Though it is nearly 8 weeks late, if you need only about 4 digits of accuracy, you could use tan^{-1}\approx \frac{x(240+115x^{2})}{240+195x^{2}+17x^{4}}, x\in [-1,1] and for x outside that range, use the identity tan^{-1}(x)=\frac{\pi}{2}-tan^{-1}(\frac{1}{x}). It might be a pain by hand, but it is doable.
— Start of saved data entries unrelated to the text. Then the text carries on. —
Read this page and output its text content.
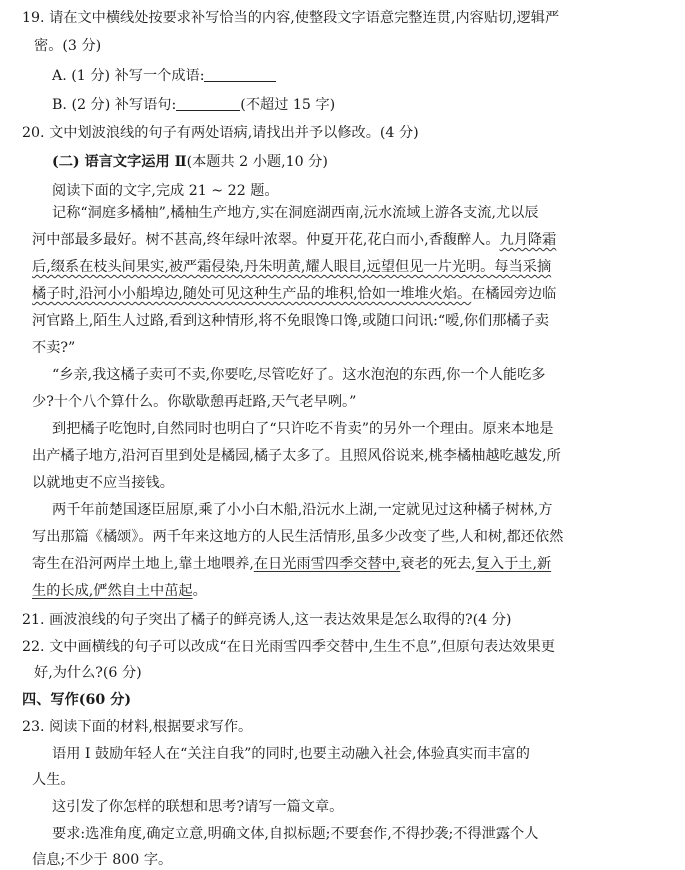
19. 请在文中横线处按要求补写恰当的内容,使整段文字语意完整连贯,内容贴切,逻辑严
密。(3 分)
A. (1 分) 补写一个成语:
B. (2 分) 补写语句:	(不超过 15 字)
20. 文中划波浪线的句子有两处语病,请找出并予以修改。(4 分)
(二) 语言文字运用 Ⅱ(本题共 2 小题,10 分)
阅读下面的文字,完成 21 ~ 22 题。
记称“洞庭多橘柚”,橘柚生产地方,实在洞庭湖西南,沅水流域上游各支流,尤以辰
河中部最多最好。树不甚高,终年绿叶浓翠。仲夏开花,花白而小,香馥醉人。九月降霜
后,缀系在枝头间果实,被严霜侵染,丹朱明黄,耀人眼目,远望但见一片光明。每当采摘
橘子时,沿河小小船埠边,随处可见这种生产品的堆积,恰如一堆堆火焰。在橘园旁边临
河官路上,陌生人过路,看到这种情形,将不免眼馋口馋,或随口问讯:“嗳,你们那橘子卖
不卖?”
“乡亲,我这橘子卖可不卖,你要吃,尽管吃好了。这水泡泡的东西,你一个人能吃多
少?十个八个算什么。你歇歇憩再赶路,天气老早咧。”
到把橘子吃饱时,自然同时也明白了“只许吃不肯卖”的另外一个理由。原来本地是
出产橘子地方,沿河百里到处是橘园,橘子太多了。且照风俗说来,桃李橘柚越吃越发,所
以就地吏不应当接钱。
两千年前楚国逐臣屈原,乘了小小白木船,沿沅水上湖,一定就见过这种橘子树林,方
写出那篇《橘颂》。两千年来这地方的人民生活情形,虽多少改变了些,人和树,都还依然
寄生在沿河两岸土地上,靠土地喂养,在日光雨雪四季交替中,衰老的死去,复入于土,新
生的长成,俨然自土中茁起。
21. 画波浪线的句子突出了橘子的鲜亮诱人,这一表达效果是怎么取得的?(4 分)
22. 文中画横线的句子可以改成“在日光雨雪四季交替中,生生不息”,但原句表达效果更
好,为什么?(6 分)
四、写作(60 分)
23. 阅读下面的材料,根据要求写作。
语用 Ⅰ 鼓励年轻人在“关注自我”的同时,也要主动融入社会,体验真实而丰富的
人生。
这引发了你怎样的联想和思考?请写一篇文章。
要求:选准角度,确定立意,明确文体,自拟标题;不要套作,不得抄袭;不得泄露个人
信息;不少于 800 字。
Using Chebyshev polynomials or Taylor Series will take you a looong time :P
So, as an example, take x=.1
tan^{-1}(.1)\approx \frac{.1(240+115*.01)}{240+195*.01+17*.0001}
= \frac{.1(241.15)}{241.9517}
= \frac{24.115}{241.9517}
\approx .0996686529
Compare to my calculator which returns .0996686525 ;)
See
this post for the derivation of that formula.
For arccos, you can use the identity:
cos^{-1}(x)=2tan^{-1}\left(\sqrt{\frac{1-x}{1+x}}\right), x\in (-1,1]
To compute square roots by hand, there are a number of methods, but the method I am most familiar with is in binary, so I don't know how useful that will be :/ (Note that the square root will be squared in two places plugging it into the arctangent approximation, so you don't technically need to compute the square root, there.)